The Imperial Court
Napoléon created the Empire with the help of military colleagues and supporters, and he depended on them to help rule it. Some of his core circle of generals, whom he made Marshals of the Empire, were at his side from his early years to the final battle at Waterloo. Most of the Napoléon's friends remained loyal to the end, although a small number of his most renowned generals and counselors, like Foreign Minister Charles Maurice de Talleyrand-Perigord and General Jean Bernadotte, became notorious for their betrayal.
Although the Emperor lived in surroundings that befit his title, he maintained many of his Spartan ways. He never ceased to drive himself and those around him tirelessly, accomplishing a phenomenal amount in just a few years.
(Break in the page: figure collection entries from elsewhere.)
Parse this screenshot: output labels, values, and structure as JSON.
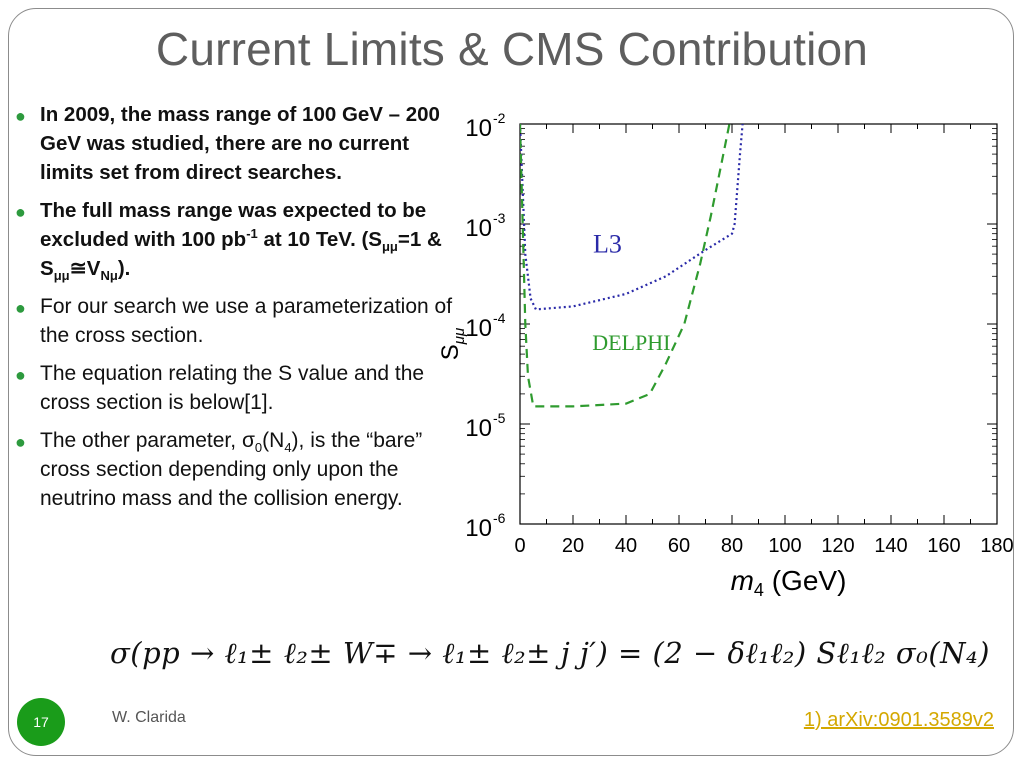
{
  "slide": {
    "title": "Current Limits & CMS Contribution",
    "page_number": "17",
    "author": "W. Clarida",
    "reference": "1) arXiv:0901.3589v2"
  },
  "bullets": [
    {
      "text": "In 2009, the mass range of 100 GeV – 200 GeV was studied, there are no current limits set from direct searches."
    },
    {
      "p1": "The full mass range was expected to be excluded with 100 pb",
      "sup1": "-1",
      "p2": " at 10 TeV. (S",
      "sub1": "μμ",
      "p3": "=1 & S",
      "sub2": "μμ",
      "p4": "≅V",
      "sub3": "Nμ",
      "p5": ")."
    },
    {
      "text": "For our search we use a parameterization of the cross section."
    },
    {
      "text": "The equation relating the S value and the cross section is below[1]."
    },
    {
      "p1": "The other parameter, σ",
      "sub1": "0",
      "p2": "(N",
      "sub2": "4",
      "p3": "), is the “bare” cross section depending only upon the neutrino mass and the collision energy."
    }
  ],
  "equation": {
    "text": "σ(pp → ℓ₁± ℓ₂± W∓ → ℓ₁± ℓ₂± j j′) = (2 − δℓ₁ℓ₂) Sℓ₁ℓ₂ σ₀(N₄)"
  },
  "chart_data": {
    "type": "line",
    "ylabel": "Sμμ",
    "xlabel": "m4 (GeV)",
    "xlim": [
      0,
      180
    ],
    "x_ticks": [
      0,
      20,
      40,
      60,
      80,
      100,
      120,
      140,
      160,
      180
    ],
    "y_scale": "log",
    "ylim": [
      1e-06,
      0.01
    ],
    "y_ticks": [
      {
        "value": 0.01,
        "base": "10",
        "exp": "-2"
      },
      {
        "value": 0.001,
        "base": "10",
        "exp": "-3"
      },
      {
        "value": 0.0001,
        "base": "10",
        "exp": "-4"
      },
      {
        "value": 1e-05,
        "base": "10",
        "exp": "-5"
      },
      {
        "value": 1e-06,
        "base": "10",
        "exp": "-6"
      }
    ],
    "series": [
      {
        "name": "L3",
        "color": "#2a2aa8",
        "dash": "dotted",
        "x": [
          0,
          2,
          4,
          6,
          20,
          40,
          55,
          70,
          80,
          81,
          83,
          84
        ],
        "y": [
          0.01,
          0.0005,
          0.00018,
          0.00014,
          0.00015,
          0.0002,
          0.0003,
          0.00055,
          0.0008,
          0.001,
          0.005,
          0.01
        ]
      },
      {
        "name": "DELPHI",
        "color": "#2f9b2f",
        "dash": "dashed",
        "x": [
          0,
          1,
          2,
          3,
          5,
          20,
          40,
          49,
          55,
          62,
          68,
          72,
          76,
          79
        ],
        "y": [
          0.01,
          0.001,
          0.0001,
          3e-05,
          1.5e-05,
          1.5e-05,
          1.6e-05,
          2e-05,
          4e-05,
          0.0001,
          0.0004,
          0.0012,
          0.004,
          0.01
        ]
      }
    ],
    "labels": [
      {
        "text": "L3",
        "color": "#2a2aa8"
      },
      {
        "text": "DELPHI",
        "color": "#2f9b2f"
      }
    ]
  }
}
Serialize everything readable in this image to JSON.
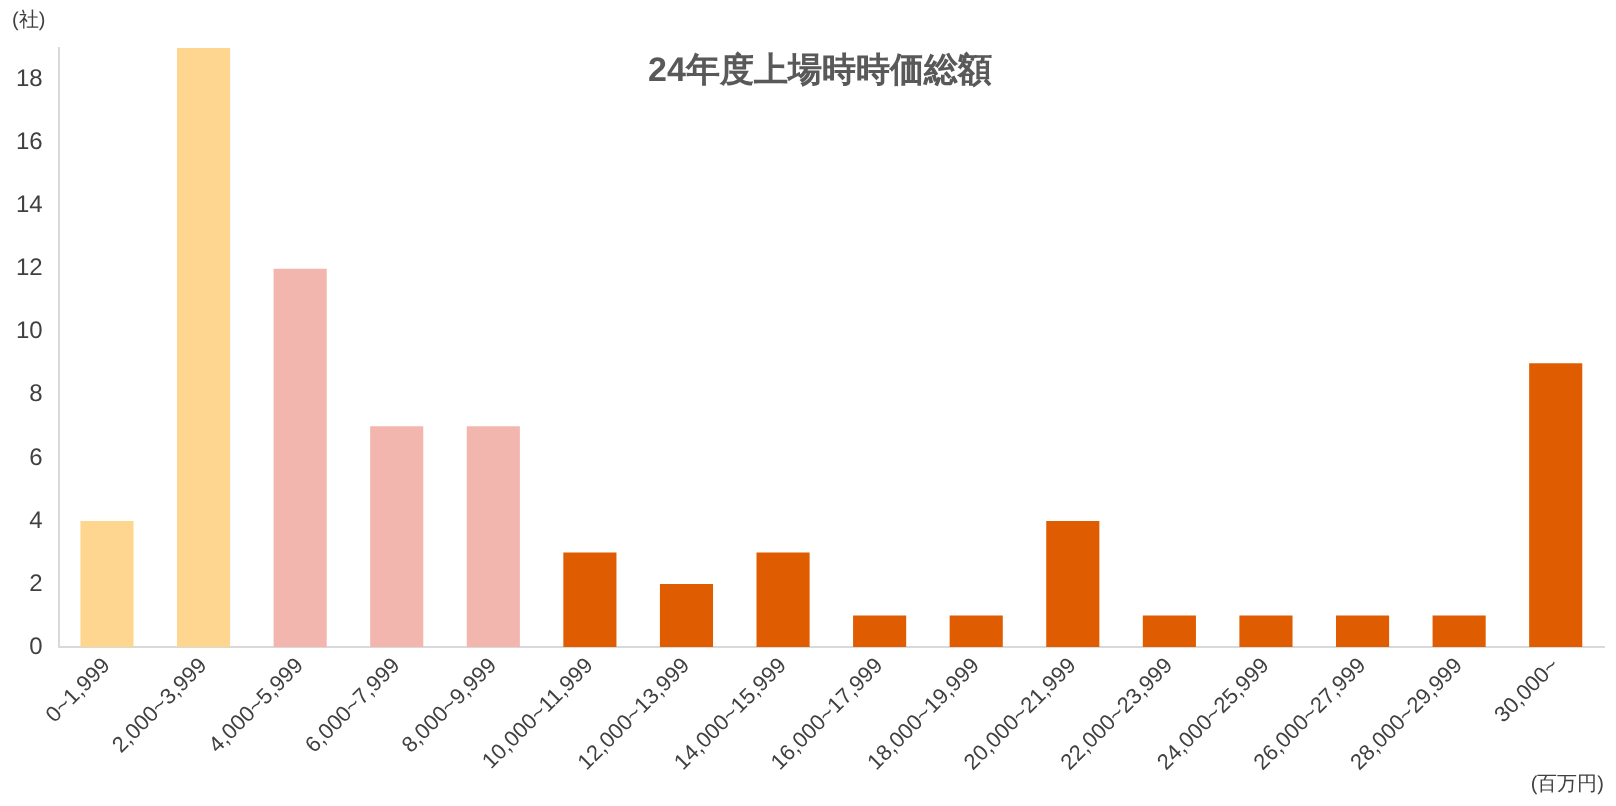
{
  "chart_data": {
    "type": "bar",
    "title": "24年度上場時時価総額",
    "xlabel": "(百万円)",
    "ylabel": "(社)",
    "categories": [
      "0~1,999",
      "2,000~3,999",
      "4,000~5,999",
      "6,000~7,999",
      "8,000~9,999",
      "10,000~11,999",
      "12,000~13,999",
      "14,000~15,999",
      "16,000~17,999",
      "18,000~19,999",
      "20,000~21,999",
      "22,000~23,999",
      "24,000~25,999",
      "26,000~27,999",
      "28,000~29,999",
      "30,000~"
    ],
    "values": [
      4,
      19,
      12,
      7,
      7,
      3,
      2,
      3,
      1,
      1,
      4,
      1,
      1,
      1,
      1,
      9
    ],
    "colors": [
      "#ffd68f",
      "#ffd68f",
      "#f2b6ae",
      "#f2b6ae",
      "#f2b6ae",
      "#e05c00",
      "#e05c00",
      "#e05c00",
      "#e05c00",
      "#e05c00",
      "#e05c00",
      "#e05c00",
      "#e05c00",
      "#e05c00",
      "#e05c00",
      "#e05c00"
    ],
    "ylim": [
      0,
      19
    ],
    "yticks": [
      0,
      2,
      4,
      6,
      8,
      10,
      12,
      14,
      16,
      18
    ],
    "grid": false,
    "legend": false
  }
}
Some, however, who surrounded him, including Joséphine, Talleyrand and his close, long-time advisor Jean Jacques Cambacérès, gained a reputation for their taste for the high life and fine food.
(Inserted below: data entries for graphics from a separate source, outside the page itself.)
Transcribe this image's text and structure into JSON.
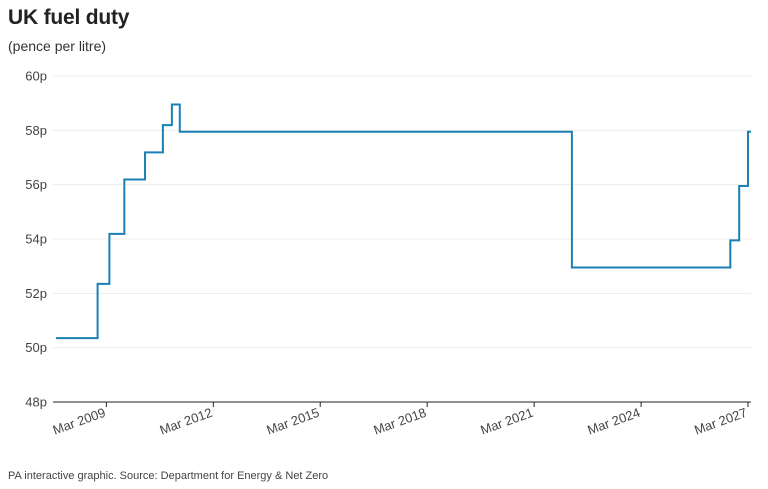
{
  "header": {
    "title": "UK fuel duty",
    "subtitle": "(pence per litre)"
  },
  "footer": {
    "source": "PA interactive graphic. Source: Department for Energy & Net Zero"
  },
  "colors": {
    "line": "#1a7fb5",
    "grid": "#ececec",
    "axis": "#222222"
  },
  "chart_data": {
    "type": "line",
    "step": true,
    "title": "UK fuel duty",
    "subtitle": "(pence per litre)",
    "xlabel": "",
    "ylabel": "",
    "ylim": [
      48,
      60
    ],
    "xlim": [
      "2007-09-01",
      "2027-04-01"
    ],
    "y_ticks": [
      48,
      50,
      52,
      54,
      56,
      58,
      60
    ],
    "y_tick_labels": [
      "48p",
      "50p",
      "52p",
      "54p",
      "56p",
      "58p",
      "60p"
    ],
    "x_ticks": [
      "2009-03-01",
      "2012-03-01",
      "2015-03-01",
      "2018-03-01",
      "2021-03-01",
      "2024-03-01",
      "2027-03-01"
    ],
    "x_tick_labels": [
      "Mar 2009",
      "Mar 2012",
      "Mar 2015",
      "Mar 2018",
      "Mar 2021",
      "Mar 2024",
      "Mar 2027"
    ],
    "grid": true,
    "series": [
      {
        "x": [
          "2007-10-01",
          "2008-12-01",
          "2009-04-01",
          "2009-09-01",
          "2010-04-01",
          "2010-10-01",
          "2011-01-01",
          "2011-03-23",
          "2022-03-23",
          "2026-09-01",
          "2026-12-01",
          "2027-03-01",
          "2027-04-01"
        ],
        "y": [
          50.35,
          52.35,
          54.19,
          56.19,
          57.19,
          58.19,
          58.95,
          57.95,
          52.95,
          53.95,
          55.95,
          57.95,
          57.95
        ]
      }
    ]
  }
}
Marshal Louis Alexandre Berthier
Alix, after Baron Antoine-Jean Gros - 1797
It is doubtful whether the French military command system would have functioned to the degree of excellence it did under Napoléon without Marshall Louis Berthier, his indispensable chief of staff. A veteran of the American Revolution, Berthiers brilliance lay in his ability to translate the Emperors quick, decisive orders into easily understood messages to subordinates. During campaigns, he worked in the Emperors eight-horse coach, which was like a mobile hotel, rarely leaving his side. He was with Napoléon from the First Italian Campaign in 1797 until just before the Battle of Waterloo in 1815, when he was either murdered or committed suicide.